Une œuvre faussement légère…
D’emblée, le parti pris est annoncé : alors que les spectateurs gagnent leur fauteuil, le mapping vidéo choisi par Benoît Benichou nous plonge dans le monde de 2008, du côté de l’Europe de l’Est, alors que le krach boursier déclenchait une crise financière sans précédent depuis 1929, que les golden boys de Wall Street étaient dans tous leurs états et que les pays les moins économiquement stables étaient à la recherche de milliards. L’idée, sans être totalement nouvelle (Jorge Lavelli à Garnier avait pour sa part situé sa Lustige Witwe dans l’Allemagne décadente de Weimar) a le mérite de replacer l’intrigue d’origine de la comédie de Meilhac, L’Attaché d’ambassade, dans un contexte de violence des rapports économiques et sociaux qui éclaire d’un soleil noir la société frelatée de l’ambassade du Pontévédro où tous les coups semblent permis…

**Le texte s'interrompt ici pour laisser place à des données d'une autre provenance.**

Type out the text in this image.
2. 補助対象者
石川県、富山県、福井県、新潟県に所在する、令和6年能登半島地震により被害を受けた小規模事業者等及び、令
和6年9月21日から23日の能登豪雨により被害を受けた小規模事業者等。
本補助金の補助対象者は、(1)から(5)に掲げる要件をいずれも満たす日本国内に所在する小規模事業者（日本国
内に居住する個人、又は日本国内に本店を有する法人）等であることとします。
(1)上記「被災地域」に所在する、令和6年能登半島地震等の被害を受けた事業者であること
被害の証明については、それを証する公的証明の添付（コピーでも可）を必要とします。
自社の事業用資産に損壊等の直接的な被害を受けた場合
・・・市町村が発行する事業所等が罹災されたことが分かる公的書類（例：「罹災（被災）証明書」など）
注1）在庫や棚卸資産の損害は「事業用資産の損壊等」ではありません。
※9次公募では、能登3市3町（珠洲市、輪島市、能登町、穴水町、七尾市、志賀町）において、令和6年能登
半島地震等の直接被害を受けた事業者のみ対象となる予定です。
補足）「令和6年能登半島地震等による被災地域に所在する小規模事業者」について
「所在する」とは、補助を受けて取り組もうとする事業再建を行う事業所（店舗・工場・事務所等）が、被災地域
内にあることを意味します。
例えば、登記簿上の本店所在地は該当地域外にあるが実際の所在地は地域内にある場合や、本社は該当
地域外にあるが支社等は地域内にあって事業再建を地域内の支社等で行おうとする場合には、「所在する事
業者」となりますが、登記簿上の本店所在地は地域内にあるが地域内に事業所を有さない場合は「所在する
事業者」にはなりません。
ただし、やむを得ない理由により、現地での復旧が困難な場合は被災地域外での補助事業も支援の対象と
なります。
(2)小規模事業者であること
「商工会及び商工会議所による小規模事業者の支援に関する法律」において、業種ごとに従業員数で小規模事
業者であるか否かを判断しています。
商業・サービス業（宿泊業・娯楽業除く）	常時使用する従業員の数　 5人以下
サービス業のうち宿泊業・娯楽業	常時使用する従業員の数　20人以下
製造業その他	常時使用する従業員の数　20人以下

Ici donc, point de nostalgie d’un âge d’or de la valse (il n’y aura d’ailleurs ni cancan chez Maxim’s ni intermèdes dansés) et d’une certaine idée de la mélancolie austro-hongroise fin-de-siècle ! Tout est en ruine et le Monde d’hier est oublié depuis longtemps, malgré la présence d’un beau portrait de hussard de l’empire de François-Joseph, déposé et perdu au milieu d’un bric-à-brac d’objets et de sculptures antiques (issues des réserves de la Diacosmie, centre de production de l’Opéra).

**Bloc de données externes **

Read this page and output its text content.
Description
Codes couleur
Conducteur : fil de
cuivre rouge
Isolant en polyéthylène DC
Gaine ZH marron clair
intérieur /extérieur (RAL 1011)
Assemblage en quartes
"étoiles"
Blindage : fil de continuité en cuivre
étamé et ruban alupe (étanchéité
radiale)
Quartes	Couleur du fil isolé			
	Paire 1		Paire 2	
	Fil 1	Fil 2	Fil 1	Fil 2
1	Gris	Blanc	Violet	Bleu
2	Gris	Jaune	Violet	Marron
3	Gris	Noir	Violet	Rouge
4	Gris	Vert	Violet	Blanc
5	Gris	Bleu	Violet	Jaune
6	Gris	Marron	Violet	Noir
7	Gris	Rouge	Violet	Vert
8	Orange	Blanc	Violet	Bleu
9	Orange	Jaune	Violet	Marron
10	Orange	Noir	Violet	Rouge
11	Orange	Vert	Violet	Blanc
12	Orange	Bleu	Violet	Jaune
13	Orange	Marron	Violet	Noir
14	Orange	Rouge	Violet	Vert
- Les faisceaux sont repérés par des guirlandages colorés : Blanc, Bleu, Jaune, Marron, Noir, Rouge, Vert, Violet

En outre, la production niçoise adopte une démarche bienvenue visant à débarrasser le texte parlé de ses inutilités et scories d’un autre âge, en particulier lorsque celui-ci donne à entendre une vision particulièrement misogyne de la femme. Avec la collaboration du chef d’orchestre Bruno Membrey, des pages musicales telles que le septuor final de l’acte II (le mythique « femmes, femmes, femmes ! ») ont ainsi été réécrites afin de permettre aux femmes – justement ! – d’y prendre toute leur part….jusqu’au final où, amenées par Hanna Glawari – retour au nom original de l’héroïne principale – elles s’envolent pour les Etats-Unis sans leurs machistes époux !
Un travail sur le texte chanté salutaire
Là encore, si de précédentes productions de cette opérette s’étaient déjà efforcées de revenir à une traduction du texte original, signé Victor Léon et Leo Stein, on n’en voudra pas trop à Benoît Benichou de nous « priver », par exemple, des références à la brebis, au loup, au gazon qui glisse et à l’air qui est doux (sic !) tels que figurant dans le duo célébrissime « Heure exquise » !
De même, lors de l’autre moment particulièrement attendu, la mélancolique « chanson de Vilja », l’idée de reprendre le 2ème couplet dans une langue issue de la Mitteleuropa (du serbo-croate ?) est particulièrement bienvenue et met, de plus, le personnage et son interprète en valeur.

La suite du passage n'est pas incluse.